I was, however, determined to be fitter, and so committed to exercise, no matter how much I hated it. And then I found my saving grace: YouTube home workouts. I found myself obsessed with Chloe Ting, Emi Wong and Lily Sabri and their fun but intense workouts, which had me looking and feeling the fittest I had ever been.
Though I initially struggled to breathe through these workouts, though I panted and cried, and sweat more than ever before, my beating heart and the adrenaline rush brought a smile to my face. These workouts slowly became the best part of my day: they were so fun, and so worth it. Post-quarantine me can’t go to sleep without having worked out. These easy and accessible workouts make me feel inexplicably fresh and so good about myself.

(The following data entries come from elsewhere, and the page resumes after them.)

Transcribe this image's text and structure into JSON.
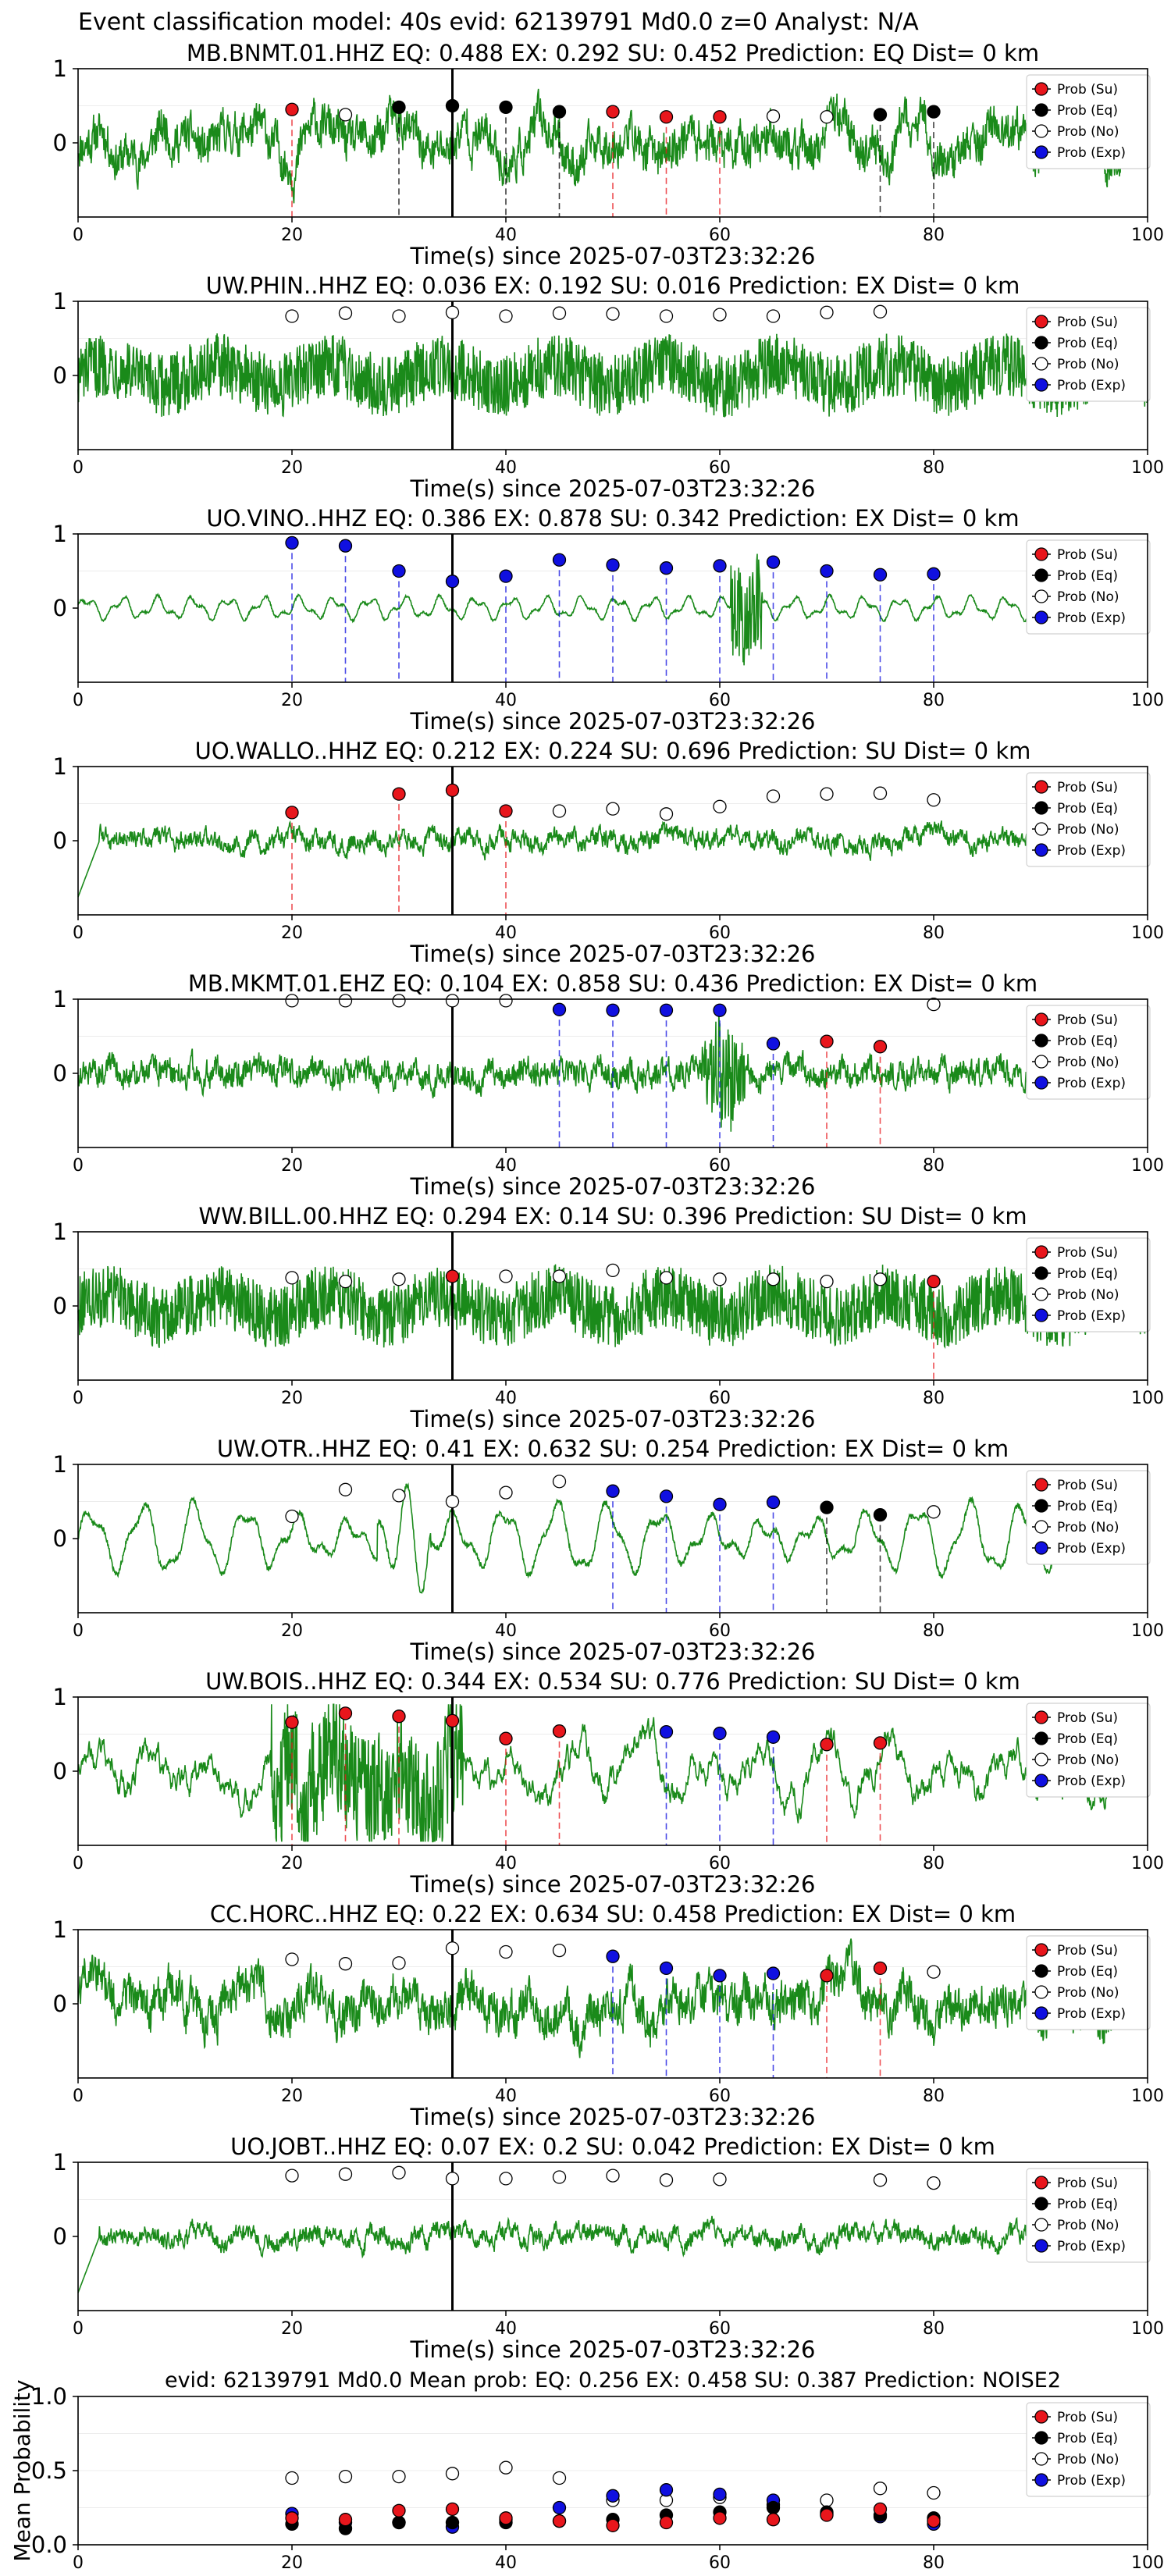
{
  "figure": {
    "title": "Event classification model: 40s evid: 62139791 Md0.0 z=0 Analyst: N/A"
  },
  "legend_labels": [
    "Prob (Su)",
    "Prob (Eq)",
    "Prob (No)",
    "Prob (Exp)"
  ],
  "colors": {
    "su": "#e8161c",
    "eq": "#000000",
    "no": "#ffffff",
    "exp": "#1010e0",
    "waveform": "#1a8a1a"
  },
  "chart_data": [
    {
      "type": "line",
      "title": "MB.BNMT.01.HHZ   EQ: 0.488  EX: 0.292  SU: 0.452   Prediction: EQ    Dist= 0 km",
      "xlabel": "Time(s) since 2025-07-03T23:32:26",
      "xlim": [
        0,
        100
      ],
      "ylim": [
        -1,
        1
      ],
      "xticks": [
        "0",
        "20",
        "40",
        "60",
        "80",
        "100"
      ],
      "yticks": [
        "1",
        "0"
      ],
      "pick_time": 35,
      "style": "noisy",
      "points": [
        {
          "t": 20,
          "cls": "su",
          "p": 0.45
        },
        {
          "t": 25,
          "cls": "no",
          "p": 0.38
        },
        {
          "t": 30,
          "cls": "eq",
          "p": 0.48
        },
        {
          "t": 35,
          "cls": "eq",
          "p": 0.5
        },
        {
          "t": 40,
          "cls": "eq",
          "p": 0.48
        },
        {
          "t": 45,
          "cls": "eq",
          "p": 0.42
        },
        {
          "t": 50,
          "cls": "su",
          "p": 0.42
        },
        {
          "t": 55,
          "cls": "su",
          "p": 0.35
        },
        {
          "t": 60,
          "cls": "su",
          "p": 0.35
        },
        {
          "t": 65,
          "cls": "no",
          "p": 0.36
        },
        {
          "t": 70,
          "cls": "no",
          "p": 0.35
        },
        {
          "t": 75,
          "cls": "eq",
          "p": 0.38
        },
        {
          "t": 80,
          "cls": "eq",
          "p": 0.42
        }
      ]
    },
    {
      "type": "line",
      "title": "UW.PHIN..HHZ   EQ: 0.036  EX: 0.192  SU: 0.016   Prediction: EX    Dist= 0 km",
      "xlabel": "Time(s) since 2025-07-03T23:32:26",
      "xlim": [
        0,
        100
      ],
      "ylim": [
        -1,
        1
      ],
      "xticks": [
        "0",
        "20",
        "40",
        "60",
        "80",
        "100"
      ],
      "yticks": [
        "1",
        "0"
      ],
      "pick_time": 35,
      "style": "dense",
      "points": [
        {
          "t": 20,
          "cls": "no",
          "p": 0.8
        },
        {
          "t": 25,
          "cls": "no",
          "p": 0.84
        },
        {
          "t": 30,
          "cls": "no",
          "p": 0.8
        },
        {
          "t": 35,
          "cls": "no",
          "p": 0.85
        },
        {
          "t": 40,
          "cls": "no",
          "p": 0.8
        },
        {
          "t": 45,
          "cls": "no",
          "p": 0.84
        },
        {
          "t": 50,
          "cls": "no",
          "p": 0.83
        },
        {
          "t": 55,
          "cls": "no",
          "p": 0.8
        },
        {
          "t": 60,
          "cls": "no",
          "p": 0.82
        },
        {
          "t": 65,
          "cls": "no",
          "p": 0.8
        },
        {
          "t": 70,
          "cls": "no",
          "p": 0.85
        },
        {
          "t": 75,
          "cls": "no",
          "p": 0.86
        }
      ]
    },
    {
      "type": "line",
      "title": "UO.VINO..HHZ   EQ: 0.386  EX: 0.878  SU: 0.342   Prediction: EX    Dist= 0 km",
      "xlabel": "Time(s) since 2025-07-03T23:32:26",
      "xlim": [
        0,
        100
      ],
      "ylim": [
        -1,
        1
      ],
      "xticks": [
        "0",
        "20",
        "40",
        "60",
        "80",
        "100"
      ],
      "yticks": [
        "1",
        "0"
      ],
      "pick_time": 35,
      "style": "smooth",
      "points": [
        {
          "t": 20,
          "cls": "exp",
          "p": 0.88
        },
        {
          "t": 25,
          "cls": "exp",
          "p": 0.84
        },
        {
          "t": 30,
          "cls": "exp",
          "p": 0.5
        },
        {
          "t": 35,
          "cls": "exp",
          "p": 0.36
        },
        {
          "t": 40,
          "cls": "exp",
          "p": 0.43
        },
        {
          "t": 45,
          "cls": "exp",
          "p": 0.65
        },
        {
          "t": 50,
          "cls": "exp",
          "p": 0.58
        },
        {
          "t": 55,
          "cls": "exp",
          "p": 0.54
        },
        {
          "t": 60,
          "cls": "exp",
          "p": 0.57
        },
        {
          "t": 65,
          "cls": "exp",
          "p": 0.62
        },
        {
          "t": 70,
          "cls": "exp",
          "p": 0.5
        },
        {
          "t": 75,
          "cls": "exp",
          "p": 0.45
        },
        {
          "t": 80,
          "cls": "exp",
          "p": 0.46
        }
      ]
    },
    {
      "type": "line",
      "title": "UO.WALLO..HHZ   EQ: 0.212  EX: 0.224  SU: 0.696   Prediction: SU    Dist= 0 km",
      "xlabel": "Time(s) since 2025-07-03T23:32:26",
      "xlim": [
        0,
        100
      ],
      "ylim": [
        -1,
        1
      ],
      "xticks": [
        "0",
        "20",
        "40",
        "60",
        "80",
        "100"
      ],
      "yticks": [
        "1",
        "0"
      ],
      "pick_time": 35,
      "style": "low",
      "points": [
        {
          "t": 20,
          "cls": "su",
          "p": 0.38
        },
        {
          "t": 30,
          "cls": "su",
          "p": 0.63
        },
        {
          "t": 35,
          "cls": "su",
          "p": 0.68
        },
        {
          "t": 40,
          "cls": "su",
          "p": 0.4
        },
        {
          "t": 45,
          "cls": "no",
          "p": 0.4
        },
        {
          "t": 50,
          "cls": "no",
          "p": 0.43
        },
        {
          "t": 55,
          "cls": "no",
          "p": 0.36
        },
        {
          "t": 60,
          "cls": "no",
          "p": 0.46
        },
        {
          "t": 65,
          "cls": "no",
          "p": 0.6
        },
        {
          "t": 70,
          "cls": "no",
          "p": 0.63
        },
        {
          "t": 75,
          "cls": "no",
          "p": 0.64
        },
        {
          "t": 80,
          "cls": "no",
          "p": 0.55
        }
      ]
    },
    {
      "type": "line",
      "title": "MB.MKMT.01.EHZ   EQ: 0.104  EX: 0.858  SU: 0.436   Prediction: EX    Dist= 0 km",
      "xlabel": "Time(s) since 2025-07-03T23:32:26",
      "xlim": [
        0,
        100
      ],
      "ylim": [
        -1,
        1
      ],
      "xticks": [
        "0",
        "20",
        "40",
        "60",
        "80",
        "100"
      ],
      "yticks": [
        "1",
        "0"
      ],
      "pick_time": 35,
      "style": "burst",
      "points": [
        {
          "t": 20,
          "cls": "no",
          "p": 0.98
        },
        {
          "t": 25,
          "cls": "no",
          "p": 0.98
        },
        {
          "t": 30,
          "cls": "no",
          "p": 0.98
        },
        {
          "t": 35,
          "cls": "no",
          "p": 0.98
        },
        {
          "t": 40,
          "cls": "no",
          "p": 0.98
        },
        {
          "t": 45,
          "cls": "exp",
          "p": 0.86
        },
        {
          "t": 50,
          "cls": "exp",
          "p": 0.85
        },
        {
          "t": 55,
          "cls": "exp",
          "p": 0.85
        },
        {
          "t": 60,
          "cls": "exp",
          "p": 0.85
        },
        {
          "t": 65,
          "cls": "exp",
          "p": 0.4
        },
        {
          "t": 70,
          "cls": "su",
          "p": 0.43
        },
        {
          "t": 75,
          "cls": "su",
          "p": 0.36
        },
        {
          "t": 80,
          "cls": "no",
          "p": 0.93
        }
      ]
    },
    {
      "type": "line",
      "title": "WW.BILL.00.HHZ   EQ: 0.294  EX: 0.14  SU: 0.396   Prediction: SU    Dist= 0 km",
      "xlabel": "Time(s) since 2025-07-03T23:32:26",
      "xlim": [
        0,
        100
      ],
      "ylim": [
        -1,
        1
      ],
      "xticks": [
        "0",
        "20",
        "40",
        "60",
        "80",
        "100"
      ],
      "yticks": [
        "1",
        "0"
      ],
      "pick_time": 35,
      "style": "dense",
      "points": [
        {
          "t": 20,
          "cls": "no",
          "p": 0.38
        },
        {
          "t": 25,
          "cls": "no",
          "p": 0.33
        },
        {
          "t": 30,
          "cls": "no",
          "p": 0.36
        },
        {
          "t": 35,
          "cls": "su",
          "p": 0.4
        },
        {
          "t": 40,
          "cls": "no",
          "p": 0.4
        },
        {
          "t": 45,
          "cls": "no",
          "p": 0.4
        },
        {
          "t": 50,
          "cls": "no",
          "p": 0.48
        },
        {
          "t": 55,
          "cls": "no",
          "p": 0.38
        },
        {
          "t": 60,
          "cls": "no",
          "p": 0.36
        },
        {
          "t": 65,
          "cls": "no",
          "p": 0.36
        },
        {
          "t": 70,
          "cls": "no",
          "p": 0.33
        },
        {
          "t": 75,
          "cls": "no",
          "p": 0.36
        },
        {
          "t": 80,
          "cls": "su",
          "p": 0.33
        }
      ]
    },
    {
      "type": "line",
      "title": "UW.OTR..HHZ   EQ: 0.41  EX: 0.632  SU: 0.254   Prediction: EX    Dist= 0 km",
      "xlabel": "Time(s) since 2025-07-03T23:32:26",
      "xlim": [
        0,
        100
      ],
      "ylim": [
        -1,
        1
      ],
      "xticks": [
        "0",
        "20",
        "40",
        "60",
        "80",
        "100"
      ],
      "yticks": [
        "1",
        "0"
      ],
      "pick_time": 35,
      "style": "wave",
      "points": [
        {
          "t": 20,
          "cls": "no",
          "p": 0.3
        },
        {
          "t": 25,
          "cls": "no",
          "p": 0.66
        },
        {
          "t": 30,
          "cls": "no",
          "p": 0.58
        },
        {
          "t": 35,
          "cls": "no",
          "p": 0.5
        },
        {
          "t": 40,
          "cls": "no",
          "p": 0.62
        },
        {
          "t": 45,
          "cls": "no",
          "p": 0.77
        },
        {
          "t": 50,
          "cls": "exp",
          "p": 0.64
        },
        {
          "t": 55,
          "cls": "exp",
          "p": 0.57
        },
        {
          "t": 60,
          "cls": "exp",
          "p": 0.46
        },
        {
          "t": 65,
          "cls": "exp",
          "p": 0.49
        },
        {
          "t": 70,
          "cls": "eq",
          "p": 0.42
        },
        {
          "t": 75,
          "cls": "eq",
          "p": 0.32
        },
        {
          "t": 80,
          "cls": "no",
          "p": 0.36
        }
      ]
    },
    {
      "type": "line",
      "title": "UW.BOIS..HHZ   EQ: 0.344  EX: 0.534  SU: 0.776   Prediction: SU    Dist= 0 km",
      "xlabel": "Time(s) since 2025-07-03T23:32:26",
      "xlim": [
        0,
        100
      ],
      "ylim": [
        -1,
        1
      ],
      "xticks": [
        "0",
        "20",
        "40",
        "60",
        "80",
        "100"
      ],
      "yticks": [
        "1",
        "0"
      ],
      "pick_time": 35,
      "style": "quake",
      "points": [
        {
          "t": 20,
          "cls": "su",
          "p": 0.66
        },
        {
          "t": 25,
          "cls": "su",
          "p": 0.78
        },
        {
          "t": 30,
          "cls": "su",
          "p": 0.74
        },
        {
          "t": 35,
          "cls": "su",
          "p": 0.68
        },
        {
          "t": 40,
          "cls": "su",
          "p": 0.44
        },
        {
          "t": 45,
          "cls": "su",
          "p": 0.54
        },
        {
          "t": 55,
          "cls": "exp",
          "p": 0.53
        },
        {
          "t": 60,
          "cls": "exp",
          "p": 0.51
        },
        {
          "t": 65,
          "cls": "exp",
          "p": 0.46
        },
        {
          "t": 70,
          "cls": "su",
          "p": 0.36
        },
        {
          "t": 75,
          "cls": "su",
          "p": 0.38
        }
      ]
    },
    {
      "type": "line",
      "title": "CC.HORC..HHZ   EQ: 0.22  EX: 0.634  SU: 0.458   Prediction: EX    Dist= 0 km",
      "xlabel": "Time(s) since 2025-07-03T23:32:26",
      "xlim": [
        0,
        100
      ],
      "ylim": [
        -1,
        1
      ],
      "xticks": [
        "0",
        "20",
        "40",
        "60",
        "80",
        "100"
      ],
      "yticks": [
        "1",
        "0"
      ],
      "pick_time": 35,
      "style": "noisy",
      "points": [
        {
          "t": 20,
          "cls": "no",
          "p": 0.6
        },
        {
          "t": 25,
          "cls": "no",
          "p": 0.54
        },
        {
          "t": 30,
          "cls": "no",
          "p": 0.55
        },
        {
          "t": 35,
          "cls": "no",
          "p": 0.75
        },
        {
          "t": 40,
          "cls": "no",
          "p": 0.7
        },
        {
          "t": 45,
          "cls": "no",
          "p": 0.72
        },
        {
          "t": 50,
          "cls": "exp",
          "p": 0.64
        },
        {
          "t": 55,
          "cls": "exp",
          "p": 0.48
        },
        {
          "t": 60,
          "cls": "exp",
          "p": 0.38
        },
        {
          "t": 65,
          "cls": "exp",
          "p": 0.41
        },
        {
          "t": 70,
          "cls": "su",
          "p": 0.38
        },
        {
          "t": 75,
          "cls": "su",
          "p": 0.48
        },
        {
          "t": 80,
          "cls": "no",
          "p": 0.43
        }
      ]
    },
    {
      "type": "line",
      "title": "UO.JOBT..HHZ   EQ: 0.07  EX: 0.2  SU: 0.042   Prediction: EX    Dist= 0 km",
      "xlabel": "Time(s) since 2025-07-03T23:32:26",
      "xlim": [
        0,
        100
      ],
      "ylim": [
        -1,
        1
      ],
      "xticks": [
        "0",
        "20",
        "40",
        "60",
        "80",
        "100"
      ],
      "yticks": [
        "1",
        "0"
      ],
      "pick_time": 35,
      "style": "low",
      "points": [
        {
          "t": 20,
          "cls": "no",
          "p": 0.82
        },
        {
          "t": 25,
          "cls": "no",
          "p": 0.84
        },
        {
          "t": 30,
          "cls": "no",
          "p": 0.86
        },
        {
          "t": 35,
          "cls": "no",
          "p": 0.78
        },
        {
          "t": 40,
          "cls": "no",
          "p": 0.78
        },
        {
          "t": 45,
          "cls": "no",
          "p": 0.8
        },
        {
          "t": 50,
          "cls": "no",
          "p": 0.82
        },
        {
          "t": 55,
          "cls": "no",
          "p": 0.76
        },
        {
          "t": 60,
          "cls": "no",
          "p": 0.77
        },
        {
          "t": 75,
          "cls": "no",
          "p": 0.76
        },
        {
          "t": 80,
          "cls": "no",
          "p": 0.72
        }
      ]
    },
    {
      "type": "scatter",
      "title": "evid: 62139791  Md0.0   Mean prob:   EQ: 0.256  EX: 0.458  SU: 0.387   Prediction: NOISE2",
      "ylabel": "Mean Probability",
      "xlim": [
        0,
        100
      ],
      "ylim": [
        0,
        1
      ],
      "xticks": [
        "0",
        "20",
        "40",
        "60",
        "80",
        "100"
      ],
      "yticks": [
        "0.0",
        "0.5",
        "1.0"
      ],
      "x": [
        20,
        25,
        30,
        35,
        40,
        45,
        50,
        55,
        60,
        65,
        70,
        75,
        80
      ],
      "series": [
        {
          "name": "Prob (Su)",
          "cls": "su",
          "values": [
            0.18,
            0.17,
            0.23,
            0.24,
            0.18,
            0.16,
            0.13,
            0.15,
            0.18,
            0.17,
            0.2,
            0.24,
            0.16
          ]
        },
        {
          "name": "Prob (Eq)",
          "cls": "eq",
          "values": [
            0.14,
            0.11,
            0.15,
            0.15,
            0.15,
            0.16,
            0.17,
            0.2,
            0.22,
            0.25,
            0.22,
            0.2,
            0.18
          ]
        },
        {
          "name": "Prob (No)",
          "cls": "no",
          "values": [
            0.45,
            0.46,
            0.46,
            0.48,
            0.52,
            0.45,
            0.3,
            0.3,
            0.32,
            0.27,
            0.3,
            0.38,
            0.35
          ]
        },
        {
          "name": "Prob (Exp)",
          "cls": "exp",
          "values": [
            0.21,
            0.15,
            0.15,
            0.12,
            0.17,
            0.25,
            0.33,
            0.37,
            0.34,
            0.3,
            0.21,
            0.19,
            0.14
          ]
        }
      ]
    }
  ]
}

I no longer view exercise as a punishment, and it no longer remains something I force myself to do. It’s something that I enjoy, that I can do with friends and family alike and be proud of.
I have better stamina for harder workouts and more energy throughout the day. I’ve also noticed that regular exercise has kept my migraines in check. I can see muscle definition coming back to my arms, abs, and legs, and yoga moves that felt far beyond my reach a few months ago are now a regular part of my routine.
But the mental shift still feels like the most profound change. I find myself racing through work in the afternoons to ensure I can complete my home workout. Some days it’s an hour and intense. Other days it’s 10 minutes and exhausting. I’m okay with both. And now that the warm weather is here, I’m even thinking about lacing up my running shoes again. Just to see where I might go.